A ciência diz: O corpo é uma máquina.
A publicidade diz: O corpo é um negócio.
O corpo diz: Eu sou uma festa.
Alguns dos contos mais longos podem parecer meros
divertimentos, como a História do Homem Que Queria Parir ou a História do Sobredotado,
Suas Façanhas e Seu Assombroso Destino, mas delas sempre guardamos uma imagem
forte sobre os destinos do mundo e da humanidade. Como não raras vezes sucede
na literatura que se encarregou de fixar as tradições orais dos povos
indígenas, os desenlaces raramente são óbvios, apelam ao espanto e à reflexão,
sugerem caminhos para um pensamento destemido, capaz de percorrer o irracional
sem se sentir obrigado a proverbializá-lo, antes paradoxializando a relação da
linguagem com a realidade. Do indigente que se mascarou de Diabo para ter
sucesso na vida, o desenlace é mais moralista:
Felicindo tentou
tirar a máscara com as unhas, experimentou com água e com aguardente, com
detergente e com esfregão de arame.
E até hoje
continua a querer arrancar essa cara que o espelho lhe devolve diariamente.
Ele consola-se
sabendo que esse é o problema de quase toda a gente.

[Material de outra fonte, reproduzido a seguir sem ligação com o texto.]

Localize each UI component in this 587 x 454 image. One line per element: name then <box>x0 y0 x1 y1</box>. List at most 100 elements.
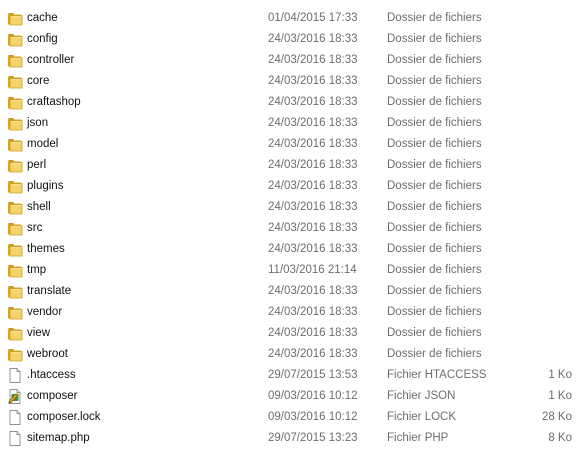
file-size: 1 Ko <box>548 390 572 402</box>
file-name: translate <box>27 285 72 297</box>
file-modified-date: 09/03/2016 10:12 <box>268 390 358 402</box>
file-name: core <box>27 75 50 87</box>
file-name: view <box>27 327 51 339</box>
file-type: Dossier de fichiers <box>387 138 482 150</box>
file-modified-date: 24/03/2016 18:33 <box>268 306 358 318</box>
file-type: Dossier de fichiers <box>387 159 482 171</box>
file-size: 1 Ko <box>548 369 572 381</box>
file-row[interactable]: json 24/03/2016 18:33 Dossier de fichiers <box>0 113 587 134</box>
file-modified-date: 24/03/2016 18:33 <box>268 243 358 255</box>
file-type: Fichier HTACCESS <box>387 369 487 381</box>
folder-icon <box>7 53 23 68</box>
file-row[interactable]: config 24/03/2016 18:33 Dossier de fichier… <box>0 29 587 50</box>
file-row[interactable]: model 24/03/2016 18:33 Dossier de fichiers <box>0 134 587 155</box>
file-row[interactable]: webroot 24/03/2016 18:33 Dossier de fichie… <box>0 344 587 365</box>
json-file-icon <box>7 389 23 404</box>
file-modified-date: 24/03/2016 18:33 <box>268 96 358 108</box>
file-type: Dossier de fichiers <box>387 306 482 318</box>
file-type: Dossier de fichiers <box>387 75 482 87</box>
file-row[interactable]: src 24/03/2016 18:33 Dossier de fichiers <box>0 218 587 239</box>
file-name: sitemap.php <box>27 432 90 444</box>
file-size: 8 Ko <box>548 432 572 444</box>
file-name: craftashop <box>27 96 81 108</box>
file-modified-date: 01/04/2015 17:33 <box>268 12 358 24</box>
file-modified-date: 24/03/2016 18:33 <box>268 54 358 66</box>
file-name: shell <box>27 201 51 213</box>
file-row[interactable]: shell 24/03/2016 18:33 Dossier de fichiers <box>0 197 587 218</box>
file-name: .htaccess <box>27 369 76 381</box>
file-modified-date: 24/03/2016 18:33 <box>268 159 358 171</box>
file-name: themes <box>27 243 65 255</box>
folder-icon <box>7 137 23 152</box>
file-type: Dossier de fichiers <box>387 222 482 234</box>
file-name: model <box>27 138 59 150</box>
folder-icon <box>7 179 23 194</box>
folder-icon <box>7 242 23 257</box>
file-modified-date: 24/03/2016 18:33 <box>268 138 358 150</box>
file-row[interactable]: plugins 24/03/2016 18:33 Dossier de fichie… <box>0 176 587 197</box>
file-row[interactable]: sitemap.php 29/07/2015 13:23 Fichier PHP 8 … <box>0 428 587 449</box>
file-modified-date: 24/03/2016 18:33 <box>268 117 358 129</box>
folder-icon <box>7 32 23 47</box>
file-modified-date: 09/03/2016 10:12 <box>268 411 358 423</box>
file-type: Dossier de fichiers <box>387 327 482 339</box>
file-type: Dossier de fichiers <box>387 348 482 360</box>
file-modified-date: 24/03/2016 18:33 <box>268 285 358 297</box>
file-name: plugins <box>27 180 64 192</box>
folder-icon <box>7 221 23 236</box>
file-row[interactable]: cache 01/04/2015 17:33 Dossier de fichiers <box>0 8 587 29</box>
file-type: Dossier de fichiers <box>387 201 482 213</box>
folder-icon <box>7 95 23 110</box>
file-name: tmp <box>27 264 47 276</box>
file-name: webroot <box>27 348 68 360</box>
file-modified-date: 24/03/2016 18:33 <box>268 327 358 339</box>
file-row[interactable]: composer.lock 09/03/2016 10:12 Fichier LOC… <box>0 407 587 428</box>
file-type: Dossier de fichiers <box>387 12 482 24</box>
file-type: Dossier de fichiers <box>387 33 482 45</box>
file-name: perl <box>27 159 47 171</box>
file-type: Fichier LOCK <box>387 411 457 423</box>
file-type: Fichier PHP <box>387 432 449 444</box>
folder-icon <box>7 326 23 341</box>
folder-icon <box>7 11 23 26</box>
folder-icon <box>7 158 23 173</box>
file-name: controller <box>27 54 75 66</box>
file-row[interactable]: .htaccess 29/07/2015 13:53 Fichier HTACCES… <box>0 365 587 386</box>
file-row[interactable]: view 24/03/2016 18:33 Dossier de fichiers <box>0 323 587 344</box>
file-row[interactable]: core 24/03/2016 18:33 Dossier de fichiers <box>0 71 587 92</box>
file-row[interactable]: composer 09/03/2016 10:12 Fichier JSON 1 Ko <box>0 386 587 407</box>
file-name: composer.lock <box>27 411 101 423</box>
file-modified-date: 29/07/2015 13:23 <box>268 432 358 444</box>
file-name: composer <box>27 390 78 402</box>
file-modified-date: 24/03/2016 18:33 <box>268 201 358 213</box>
file-modified-date: 24/03/2016 18:33 <box>268 33 358 45</box>
file-type: Dossier de fichiers <box>387 96 482 108</box>
file-list: cache 01/04/2015 17:33 Dossier de fichiers… <box>0 8 587 449</box>
file-type: Dossier de fichiers <box>387 117 482 129</box>
folder-icon <box>7 74 23 89</box>
file-row[interactable]: controller 24/03/2016 18:33 Dossier de fic… <box>0 50 587 71</box>
folder-icon <box>7 284 23 299</box>
file-row[interactable]: translate 24/03/2016 18:33 Dossier de fich… <box>0 281 587 302</box>
file-modified-date: 11/03/2016 21:14 <box>268 264 357 276</box>
file-modified-date: 29/07/2015 13:53 <box>268 369 358 381</box>
file-type: Fichier JSON <box>387 390 456 402</box>
file-name: vendor <box>27 306 63 318</box>
file-row[interactable]: vendor 24/03/2016 18:33 Dossier de fichier… <box>0 302 587 323</box>
file-type: Dossier de fichiers <box>387 180 482 192</box>
file-type: Dossier de fichiers <box>387 285 482 297</box>
file-modified-date: 24/03/2016 18:33 <box>268 222 358 234</box>
file-size: 28 Ko <box>541 411 572 423</box>
file-row[interactable]: perl 24/03/2016 18:33 Dossier de fichiers <box>0 155 587 176</box>
file-row[interactable]: craftashop 24/03/2016 18:33 Dossier de fic… <box>0 92 587 113</box>
file-name: cache <box>27 12 58 24</box>
file-type: Dossier de fichiers <box>387 243 482 255</box>
file-row[interactable]: tmp 11/03/2016 21:14 Dossier de fichiers <box>0 260 587 281</box>
file-row[interactable]: themes 24/03/2016 18:33 Dossier de fichier… <box>0 239 587 260</box>
folder-icon <box>7 347 23 362</box>
folder-icon <box>7 263 23 278</box>
file-name: src <box>27 222 43 234</box>
file-icon <box>7 410 23 425</box>
file-name: json <box>27 117 49 129</box>
folder-icon <box>7 116 23 131</box>
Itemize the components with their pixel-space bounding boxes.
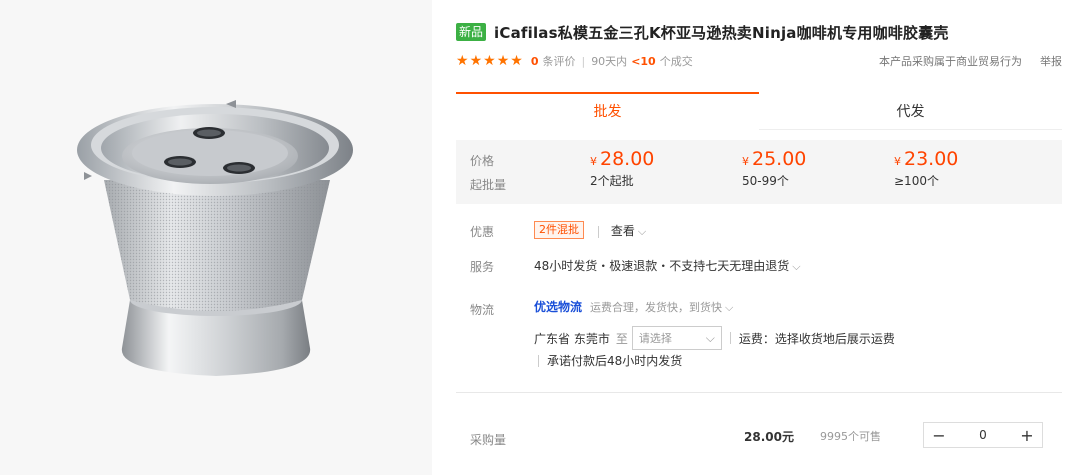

Não é mal que não seja comum, de facto. Mas esta é uma
das raras ocasiões em que o remate se fecha sobre si mesmo. Na maioria das
vezes, os textos são como as gravuras de J. Borges. Deixam-nos no limbo, a
pensar se haverá algo de real naquelas figuras monstruosas, e se não será
típico da realidade a monstruosidade que melhor a transfigura. A morte que vive
é, afinal, o esqueleto que cada um de nós transporta pela vida, o mal, o medo, circulam no sangue como reflexos num charco, «poderes e mistérios» (p. 219) são
próprios tanto das personagens como dos homens, sobre ambos pesará a mesma
pedra, ou seja, a mesma perda:
HISTÓRIA DA PÁSSARA QUE PERDEU UMA PATA
Os filhos já
tinham quebrado os ovos e, chilreando, espreitavam no ninho. A Tenquita voou à procura
de comida para eles. Era Inverno em Colchagua e a neve gelou-lhe uma pata. A
pássara protestou:
—
Porque me deixaste coxa?
E a neve:
— Porque o
sol me derrete.
E a Tenquita queixou-se
ao sol, e o sol:
— Porque a névoa me tapa.
E a névoa:
— Porque o vento me
arrasta.
E o vento:
— Porque a parede me
detém.
E a parede:
— Porque o rato me
esburaca.
E o rato:
— Porque o gato me come.
E o gato:
— Porque o cão me
persegue.
E o cão:
— Porque o pau me bate.
E o pau:
— Porque o fogo me
queima.
E o fogo:
— Porque a água me apaga.
E a água:
— Porque a vaca me bebe.
E a vaca:
— Porque a faca me mata.
E a faca:
— Porque o homem me afia.
E o homem:
— Porque Deus me criou.
Andando aos tombos, a
Tenquita cantou em busca de Deus. E Deus ouviu-a. Então, ela perguntou-lhe
porque fez o homem que afia a faca que mata a vaca que bebe a água que apaga o
fogo que queima o pau que bate no cão que persegue o gato que come o rato que
esburaca a parede que detém o vento que arrasta a névoa que tapa o sol que
derrete a neve que me gelou a pata.
— Ai, Tenquita — disse
Deus. — Eu tive de criar o homem para que o homem me criasse a mim.